彼女は少し考え込むと、やがて首を横に振る。

「ここでは名乗る人がいない。…いや、そもそも必要がなくてな。名前なんて忘れてしまった。」




先程よりも重い沈黙が続く。

その沈黙を破ったのは、彼女だった。

「生きているって、どうやって証明すると思う?」

唐突な問題に頭を悩ませていると、ありがたい事に彼女は自分で続けた。

「脈、体温、脳波、対光反射、青リトマス紙…証明する方法なんていくらでもある。」

彼女は一息ついて続ける。

「だが…」

一拍、間が落ちる。

「**生きていた**って、どう証明すれば良いんだ?」

彼女の声は、少しずつ掠れてゆく。

「遺品?写真?功績?死体?墓?どれもこれもいつか消えてしまうものばかりだ。」

彼女は顔を伏せる。

「自分がやってきたことが、生きていたことが、大切なものが、いつか何もかも消えて、忘れ去られてしまう。」

そこまで言うと、彼女は絞り出すような声で続けた。

「それが虚しくて、悲しくて、…辛い。」


「…」

知らないはずなのに、その質問に妙な胸騒ぎを覚える。

「私は、それに抗おうとしたが…この様だ。沢山の罪を犯したくせに、結局大切な物を数えきれない程失ってしまった。」

彼女は上擦った声で続ける。

「こんな事になる前に止めてくれた君に…私は……」

そこまで言うと、彼女はふと我に返ったように言葉が途切れる。

「あぁ…そうだったな。君には記憶がないんだったな。すまない、少々感情的になってしまった。…私らしくない。」


「僕は…どんな人だったの?」

彼女は顔を伏せたまま答えた。

「君は…良い研究者だった。いつも私達と…「プラエト研究所」のみんなと一緒に「腐神」を研究していた。

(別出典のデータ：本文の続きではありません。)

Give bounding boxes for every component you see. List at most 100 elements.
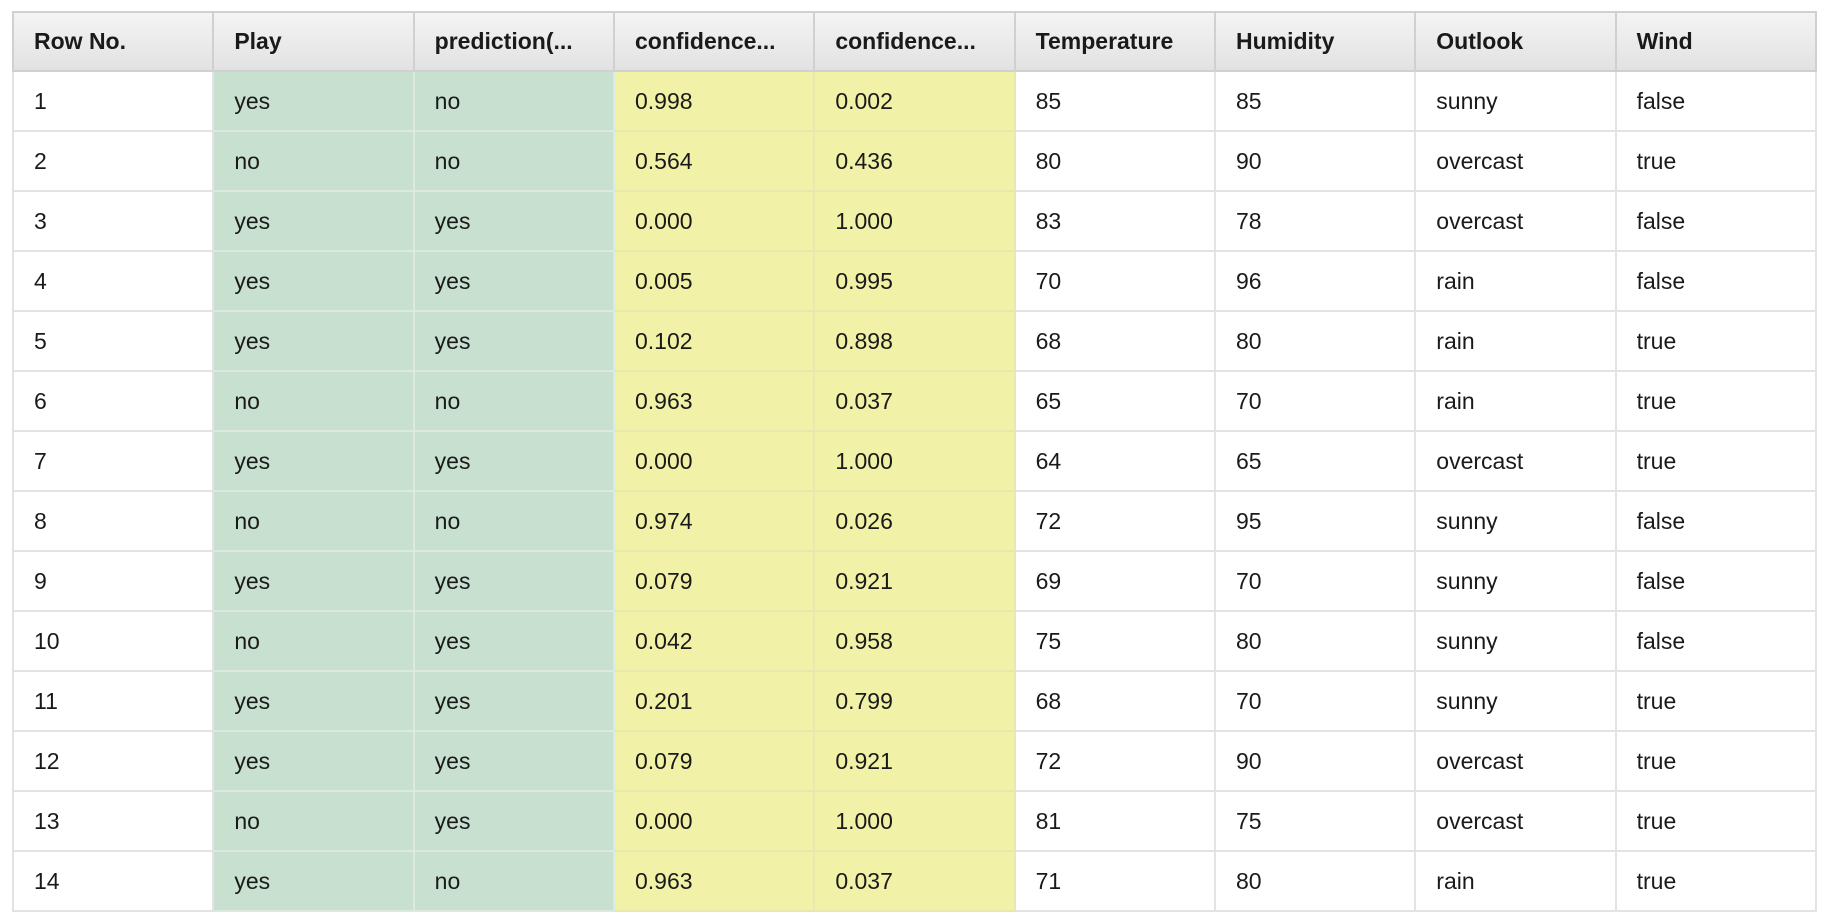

」

(おかしい…)

(僕が無くした記憶は小さい頃のはず…)

「プラエト研究——」

その瞬間、急に視点が高くなる。

「かっ…く…あっ」

(喉が——潰れる…)

息ができない。

「くっ…おい化け物!こいつを離せ!」

彼女の声には焦りと恐怖が混じっている。

——意識…が…

光が遠のいていく。

「くそっ…おい!しっかりしろ!」

声が遠のいていく。


その声を最後に、僕はそのまま意識を手放した。